Once the treatment stopped, the recovery began. It was not merely a struggle to recover physically; it was also a quest to regain my emotional and psychological strength.
For months, my world had focused on battling to beat the cancer. Rather than spending most waking hours in a newsroom or out reporting, as I had for 25 years, I had been at home. The isolation had helped me understand that I would never be a good freelance writer working alone from my home office.
The effects of cancer treatment are a lesson in aging. I had usually eaten healthful foods (friends at work think of me as a bit of a health nut), exercised, taken care of myself and regularly seen my doctor. I figured I had covered the bases. Instead, as I looked at the photos from my birthday, I saw what I would look like as an old man. I was grateful this was temporary, that I would feel better in time. I also knew that I didn’t want to return to this damaged state of being in my old age.

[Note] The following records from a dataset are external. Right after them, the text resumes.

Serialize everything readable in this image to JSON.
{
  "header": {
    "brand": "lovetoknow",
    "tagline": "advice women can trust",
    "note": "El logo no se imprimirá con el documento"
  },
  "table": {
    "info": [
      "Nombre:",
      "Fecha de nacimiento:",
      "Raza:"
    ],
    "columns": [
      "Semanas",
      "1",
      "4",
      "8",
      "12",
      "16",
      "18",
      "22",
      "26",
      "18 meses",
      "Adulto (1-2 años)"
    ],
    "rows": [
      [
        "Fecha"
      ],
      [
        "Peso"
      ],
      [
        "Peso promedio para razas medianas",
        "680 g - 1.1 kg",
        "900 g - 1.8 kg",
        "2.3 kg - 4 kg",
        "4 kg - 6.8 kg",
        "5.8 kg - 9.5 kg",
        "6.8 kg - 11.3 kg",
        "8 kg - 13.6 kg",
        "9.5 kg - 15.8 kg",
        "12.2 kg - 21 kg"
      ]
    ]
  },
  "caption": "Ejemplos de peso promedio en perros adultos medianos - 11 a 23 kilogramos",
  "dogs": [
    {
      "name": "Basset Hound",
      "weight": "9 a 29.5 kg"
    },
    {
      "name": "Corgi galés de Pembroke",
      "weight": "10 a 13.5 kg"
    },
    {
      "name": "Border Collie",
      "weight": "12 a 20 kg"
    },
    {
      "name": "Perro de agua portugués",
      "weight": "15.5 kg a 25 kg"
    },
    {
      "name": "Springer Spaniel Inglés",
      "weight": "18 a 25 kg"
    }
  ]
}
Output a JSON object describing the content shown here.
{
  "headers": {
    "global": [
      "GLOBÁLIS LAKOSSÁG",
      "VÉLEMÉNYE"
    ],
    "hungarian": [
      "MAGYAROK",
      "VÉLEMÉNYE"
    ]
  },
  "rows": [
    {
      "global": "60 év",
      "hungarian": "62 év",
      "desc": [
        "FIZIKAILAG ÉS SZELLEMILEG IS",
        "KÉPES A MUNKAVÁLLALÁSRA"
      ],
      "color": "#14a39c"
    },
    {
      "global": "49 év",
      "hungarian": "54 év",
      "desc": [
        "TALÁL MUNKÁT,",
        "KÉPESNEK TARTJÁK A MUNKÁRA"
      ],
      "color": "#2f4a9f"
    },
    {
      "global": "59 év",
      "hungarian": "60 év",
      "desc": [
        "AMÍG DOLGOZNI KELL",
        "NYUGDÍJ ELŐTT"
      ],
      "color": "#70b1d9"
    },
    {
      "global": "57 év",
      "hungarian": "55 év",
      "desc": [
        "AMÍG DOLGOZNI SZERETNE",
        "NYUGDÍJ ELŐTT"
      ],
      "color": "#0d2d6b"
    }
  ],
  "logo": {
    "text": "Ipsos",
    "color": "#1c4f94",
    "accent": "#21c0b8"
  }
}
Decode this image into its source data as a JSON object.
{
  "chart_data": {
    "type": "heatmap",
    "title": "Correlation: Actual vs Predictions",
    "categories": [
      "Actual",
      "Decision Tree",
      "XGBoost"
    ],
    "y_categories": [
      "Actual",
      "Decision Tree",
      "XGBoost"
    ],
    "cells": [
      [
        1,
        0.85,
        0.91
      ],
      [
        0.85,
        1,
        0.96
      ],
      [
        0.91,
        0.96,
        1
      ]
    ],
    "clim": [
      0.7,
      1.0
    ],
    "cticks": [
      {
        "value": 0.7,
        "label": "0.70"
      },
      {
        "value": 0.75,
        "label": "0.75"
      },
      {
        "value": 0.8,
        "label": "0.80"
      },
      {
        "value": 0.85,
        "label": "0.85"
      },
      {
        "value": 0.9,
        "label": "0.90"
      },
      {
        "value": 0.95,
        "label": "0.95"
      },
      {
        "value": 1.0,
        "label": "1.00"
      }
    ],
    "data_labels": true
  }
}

I now have a better sense of the emotional agony my mother must have faced before her death. She had leukemia, and the doctors had told her they couldn’t stop the cancer. That’s a far cry from where I was in fall 2005. I had cancer in my neck, but it was in remission, and the doctors said the odds were good that I would be cured. I can’t imagine going through the discomfort I endured without the incentive of a positive prognosis. I doubt I would have had the courage to face the treatment. And I admire those who choose to fight on against great odds.
The strange thing about battling cancer is that the rest of life doesn’t stop while you’re engaged in the fight.
Ten days after my feeding tube was removed from my stomach and the chemotherapy port was taken out of my chest, I was back at work. The same job that I was about to start when I got my diagnosis was waiting for me seven months later.
On my first day back, the publisher invited me to drop by. I was barely seated in his office when he popped the question: “How did it change you as a person?”
I’d been asked the “life changing” question a few times before. But, given the setting and the importance of the questioner, I felt the need to sound smart as I answered. I failed, bumbling through my answer with something, as I recall, about being more willing to take risks. I hadn’t thought carefully about the question before.
There were physical changes during the cancer treatment. I was 10 pounds lighter than when I started. My beard was gone; part of it would never grow back because of the radiation to my mouth and neck. At first, the hair on my head was thinner and straighter than what fell out from the chemotherapy. But the curl has come back.
There’s a recurring ringing in my ears, likely from the chemotherapy or medication. And my salivary glands are so damaged that I often carry a water bottle to quench my frequent dry mouth.
But the bigger question is whether the cancer changed me as a person. During the treatment, I ventured down paths I had never traveled before. I had never thought seriously before about death, about my own mortality, yet there I was confronted with it. I am, without a doubt, more grateful than ever to be alive, to have a job and to have health insurance.
But am I more patient? Calmer? More forgiving? Kinder? Gentler? More spiritual? I’d like to think so, but I’m not really sure. I don’t move as fast as I did before the cancer — in part because the urgency doesn’t seem as necessary. I spend more time alone, just thinking, than I did in the past.
Sometimes, life seems surreal: I feel detached, watching myself walk through my daily tasks and amazed at how much my life has changed. I am not the same person I was when I started this wild adventure. I suspect the transformation is not yet over, and I’m unsure where it will take me.